In his findings of fact and conclusions of law, the sentencing judge found that “the defendant was in full possession of his mental capacity and not suffering from mental disease or defect which would render him incapable of appreciating the criminality of his conduct or the ability to conform his conduct to the requirements of law.” The judge concluded that it was necessary for the protection of society that the defendant be sentenced to the Montana State Prison at Deer Lodge for 20 years and that the defendant was a dangerous offender. Neither judge nor jury found the defendant insane or in need of psychiatric treatment. The judge did, however, adopt the conclusions of Drs. Prunty and Seitz who had conducted an extensive psychological and psychiatric examination of the defendant. In their opinion, the defendant was not susceptible to any kind of psychological or psychiatric treatment and was likely to commit other violent crimes in the future.

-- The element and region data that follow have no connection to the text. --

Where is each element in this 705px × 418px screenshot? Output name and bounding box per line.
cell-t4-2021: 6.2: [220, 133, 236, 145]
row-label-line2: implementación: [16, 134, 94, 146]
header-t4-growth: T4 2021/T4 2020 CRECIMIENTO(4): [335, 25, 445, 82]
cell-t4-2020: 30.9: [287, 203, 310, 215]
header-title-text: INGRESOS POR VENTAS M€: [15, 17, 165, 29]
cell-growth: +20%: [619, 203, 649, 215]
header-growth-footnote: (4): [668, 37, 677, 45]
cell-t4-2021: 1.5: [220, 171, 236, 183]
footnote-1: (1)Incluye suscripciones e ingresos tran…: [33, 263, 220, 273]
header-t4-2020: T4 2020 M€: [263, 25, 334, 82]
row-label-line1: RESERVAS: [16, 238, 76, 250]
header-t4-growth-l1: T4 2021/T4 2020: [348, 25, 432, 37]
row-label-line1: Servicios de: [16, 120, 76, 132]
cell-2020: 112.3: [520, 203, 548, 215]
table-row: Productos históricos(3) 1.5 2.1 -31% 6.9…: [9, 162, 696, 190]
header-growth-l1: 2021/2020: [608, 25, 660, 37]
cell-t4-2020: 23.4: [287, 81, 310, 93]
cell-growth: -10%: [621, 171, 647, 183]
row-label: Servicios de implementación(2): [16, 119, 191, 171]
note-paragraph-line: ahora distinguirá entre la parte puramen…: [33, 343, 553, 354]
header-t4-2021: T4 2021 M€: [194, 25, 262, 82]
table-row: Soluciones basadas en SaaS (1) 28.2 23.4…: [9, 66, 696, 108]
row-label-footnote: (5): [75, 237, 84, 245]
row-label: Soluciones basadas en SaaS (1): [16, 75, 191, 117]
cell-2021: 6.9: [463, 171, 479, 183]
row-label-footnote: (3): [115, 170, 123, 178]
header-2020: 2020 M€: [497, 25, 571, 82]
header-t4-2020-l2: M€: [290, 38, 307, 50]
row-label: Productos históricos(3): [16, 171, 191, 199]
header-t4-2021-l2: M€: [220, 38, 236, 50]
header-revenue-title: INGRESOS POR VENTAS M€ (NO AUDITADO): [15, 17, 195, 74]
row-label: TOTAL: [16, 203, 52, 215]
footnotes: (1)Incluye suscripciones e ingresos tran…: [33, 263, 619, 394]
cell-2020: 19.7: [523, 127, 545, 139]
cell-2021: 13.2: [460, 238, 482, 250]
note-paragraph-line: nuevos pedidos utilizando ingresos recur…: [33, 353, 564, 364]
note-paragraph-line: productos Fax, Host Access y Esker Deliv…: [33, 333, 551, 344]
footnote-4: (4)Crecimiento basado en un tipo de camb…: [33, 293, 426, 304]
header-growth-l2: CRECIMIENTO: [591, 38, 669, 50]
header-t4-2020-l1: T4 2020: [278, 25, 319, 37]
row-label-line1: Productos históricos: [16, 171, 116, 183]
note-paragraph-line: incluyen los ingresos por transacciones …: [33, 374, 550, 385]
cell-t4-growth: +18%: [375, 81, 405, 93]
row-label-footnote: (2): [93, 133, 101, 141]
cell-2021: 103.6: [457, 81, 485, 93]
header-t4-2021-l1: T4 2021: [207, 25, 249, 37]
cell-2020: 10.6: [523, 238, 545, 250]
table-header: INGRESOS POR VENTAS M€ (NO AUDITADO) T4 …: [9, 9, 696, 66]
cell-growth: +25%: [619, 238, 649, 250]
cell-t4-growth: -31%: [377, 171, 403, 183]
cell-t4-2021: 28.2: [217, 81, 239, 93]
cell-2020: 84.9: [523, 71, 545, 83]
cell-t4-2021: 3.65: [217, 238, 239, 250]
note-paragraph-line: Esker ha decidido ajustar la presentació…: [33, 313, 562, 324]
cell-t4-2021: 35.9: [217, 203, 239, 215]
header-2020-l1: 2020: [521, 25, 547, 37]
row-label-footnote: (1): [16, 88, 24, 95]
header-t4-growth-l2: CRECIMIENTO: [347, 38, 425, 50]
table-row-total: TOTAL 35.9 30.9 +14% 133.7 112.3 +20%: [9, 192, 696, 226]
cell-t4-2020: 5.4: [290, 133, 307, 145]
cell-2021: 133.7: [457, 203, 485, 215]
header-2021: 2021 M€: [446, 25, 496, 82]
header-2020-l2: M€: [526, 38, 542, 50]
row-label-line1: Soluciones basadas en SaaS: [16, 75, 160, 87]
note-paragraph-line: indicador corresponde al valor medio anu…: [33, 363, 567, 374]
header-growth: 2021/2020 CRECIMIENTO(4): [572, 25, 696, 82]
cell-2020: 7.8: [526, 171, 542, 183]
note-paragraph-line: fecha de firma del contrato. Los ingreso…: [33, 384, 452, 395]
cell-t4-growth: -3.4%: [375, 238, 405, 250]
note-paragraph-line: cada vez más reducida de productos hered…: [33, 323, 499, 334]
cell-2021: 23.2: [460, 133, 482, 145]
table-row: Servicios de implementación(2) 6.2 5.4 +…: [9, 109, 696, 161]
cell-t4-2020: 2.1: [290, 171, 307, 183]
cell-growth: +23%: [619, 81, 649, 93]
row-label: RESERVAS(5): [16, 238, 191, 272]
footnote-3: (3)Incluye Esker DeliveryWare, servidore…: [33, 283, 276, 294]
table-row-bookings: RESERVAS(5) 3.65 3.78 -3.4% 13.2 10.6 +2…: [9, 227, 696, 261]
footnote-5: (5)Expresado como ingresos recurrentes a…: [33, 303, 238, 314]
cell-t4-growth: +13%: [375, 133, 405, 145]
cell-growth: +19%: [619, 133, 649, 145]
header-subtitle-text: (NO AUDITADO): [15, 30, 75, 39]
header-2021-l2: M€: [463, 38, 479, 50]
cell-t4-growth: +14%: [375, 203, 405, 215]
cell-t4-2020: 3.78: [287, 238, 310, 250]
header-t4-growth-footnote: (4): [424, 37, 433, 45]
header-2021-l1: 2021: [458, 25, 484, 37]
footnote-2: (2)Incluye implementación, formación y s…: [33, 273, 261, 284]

The statutory scheme of Title 46, Chapter 14, dealing with the mental competency of criminal defendants, does not prescribe special rules for sentencing a defendant who was sane at the time of his crime, but who may be insane at other times. Nevertheless, the defendant’s suggestion that he is to be dealt under the provisions of Title 53, Chapter 21, MCA, dealing with the treatment of the seriously ill, is misplaced. Title 53, Chapter 21, MCA, deals only with civil commitment of the mentally ill. The legislature has enacted separate laws to deal with mental illness in the criminal context. See generally, Title 46, Chapter 14.

Defendant cites no authority and we find none, holding that imprisonment rather than medical treatment of a person such as the defendant who claims to be insane, but has not been so adjudicated, constitutes cruel and unusual punishment. The defendant was sentenced and classified as a dangerous offender based only on his past criminal behavior and his propensity for antisocial conduct. If, however, the court had determined that the defendant were mentally deranged but sentenced him nevertheless to a penal institution without providing for adequate treatment, the defendant may have had grounds to argue that the sentence violated constitutional prohibitions against cruel and unusual punishment. See, People v. Feagley (1975), 14 Cal.3d 338, 121 Cal.Rptr. 509, 535 P.2d 373.

Under the circumstances, the defendant has not shown any statutory or constitutional violation.

The judgment of the District Court is affirmed.

MR. CHIEF JUSTICE HASWELL and JUSTICES DALY, HARRISON and SHEEHY concur.